Symptoms:
1) After enabling NSX Intelligence/Security Intelligence, it shows as down. And on further inspection shows a few spark application executors in Pending state and the error shows "persistentvolumeclaim "rawflowcorrelator-xxxxxx-exec-x-pvc-0" not found"
SSH into NSX Manager CLI using root credentials and run the below to see if the rawflowcorrelator pod status.
# napp-k get pods -n nsxi-platform | grep rawflow
nsxi-platform rawflowcorrelator-0x0x0x0x0x0x-exec-3 0/1 Pending 0 37m <none> <none> <none> <none>
2) Describe the the pod for more details on the error and observe if you are seeing the below under the "Events"

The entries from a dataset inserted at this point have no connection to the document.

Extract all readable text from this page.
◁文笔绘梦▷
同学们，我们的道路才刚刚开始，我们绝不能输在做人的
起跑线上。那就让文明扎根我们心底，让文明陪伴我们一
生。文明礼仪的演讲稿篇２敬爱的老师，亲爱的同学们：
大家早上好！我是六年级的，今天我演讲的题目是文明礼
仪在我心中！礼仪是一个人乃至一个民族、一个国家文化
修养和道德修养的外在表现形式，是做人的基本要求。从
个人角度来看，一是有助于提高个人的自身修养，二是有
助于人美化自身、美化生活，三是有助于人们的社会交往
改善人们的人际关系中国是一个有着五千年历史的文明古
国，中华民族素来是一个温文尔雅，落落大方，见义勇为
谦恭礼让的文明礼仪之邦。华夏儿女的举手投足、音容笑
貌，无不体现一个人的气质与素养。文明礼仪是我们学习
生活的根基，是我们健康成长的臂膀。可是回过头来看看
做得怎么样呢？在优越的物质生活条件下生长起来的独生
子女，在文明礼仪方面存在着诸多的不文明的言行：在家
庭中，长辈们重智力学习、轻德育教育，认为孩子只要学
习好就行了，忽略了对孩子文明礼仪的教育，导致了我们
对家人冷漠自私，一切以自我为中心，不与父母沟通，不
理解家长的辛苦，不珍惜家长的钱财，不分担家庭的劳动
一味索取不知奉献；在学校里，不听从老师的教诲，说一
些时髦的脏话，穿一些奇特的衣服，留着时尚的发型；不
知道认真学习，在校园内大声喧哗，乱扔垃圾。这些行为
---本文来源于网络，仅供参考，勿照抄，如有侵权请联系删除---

# napp-k describe pod rawflowcorrelator-0x0x0x0x0x0x-exec-3
"Warning FailedScheduling 5m55s (x553 over 8h) default-scheduler 0/8 nodes are available: persistentvolumeclaim "rawflowcorrelator-0x0x0x0x0x0x-exec-3-pvc-0" not found. preemption: 0/8 nodes are available: 8 Preemption is not helpful for scheduling."
3) If above error event is observed under describe, check if the PVC for the Pending executor is present or missing and if missing then proceed to the resolution steps - To check whether or not the PVC for the executor pod is missing, please run the below and observe nothing pops up in the output.
# napp-k get pvc | grep rawflow
If any one of the above symptoms do not match, this KB is not a relevant match for your problem statement. Try checking other KBs for relevant matches.
NAPP 4.1.2
PVC creation attempts from the spark-app-rawflow-driver or spark-app-overflow-driver pods failed during startup due to slow network connection.
The application experiencing "Pending" executors needs to be restarted.
If rawflow executors are stuck in Pending state, then you need to restart the spark-app-rawflow-driver pod.
# napp-k delete pod spark-app-rawflow-driver -n nsxi platform
If overflow executors are stuck, restart the spark-app-overflow-driver pod.
# napp-k delete pod spark-app-overflow-driver -n nsxi platform
Deleting the driver pod restarts the flow processing applications.
This causes a momentary disruption to processing flows but the flows will be queued up and processed after the pod restarts.